Lindner visited Emma Lake in the summer of 1935 and stayed at Murray Point, the site of the University art school camp and later the location of the Emma Lake Artists' Workshops. Just across the lake Lindner and his wife Bodil found a densely wooded uninhabited island that they called Fairy Island.
Lindner built a studio and summer cottage on the northeast shore of the island on what is now called Lindner Point.
The studio was a spruce log cabin. A large corner window facing northwest gave natural light. Lindner often sat there to paint views of the landscape.
Lindner sold the property to the University of Saskatchewan in 1961. It has since been used as a base of researchers into the local botany, zoology and limnology.
From April 2007 the studio, surrounded by a 48 ha mixed wood forest, has been recognized as a Provincial Heritage Property.

== Personal life ==
His first marriage in Austria with Hertha Liebenberger lasted from 1921 to 1936. Neither she nor their son Herbert (1922-1995) wanted to come to Canada on Lindner's several invitations.

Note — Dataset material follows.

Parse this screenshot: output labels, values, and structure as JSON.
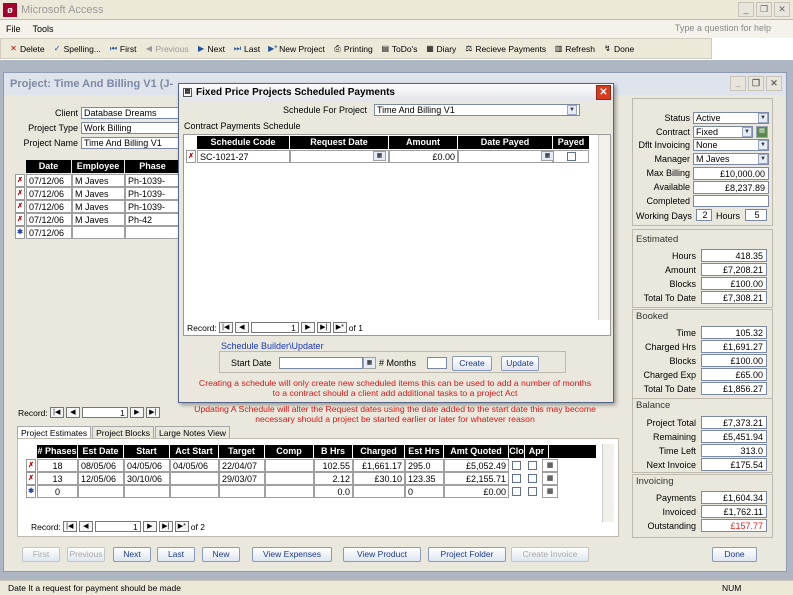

1937 he married his student Bodil Brostrom von Degen (born 1911 in Denmark) and had a daughter Degen, born in 1943. They divorced in 1952. During his stay in Vienna 1959 he was accompanied by his daughter Degen.

He was not interested in his two grandsons Michael and Andreas (from his son Herbert) and declined their wish to visit him in Saskatoon in the 1970s. His daughter Degen has two children, his grandchildren.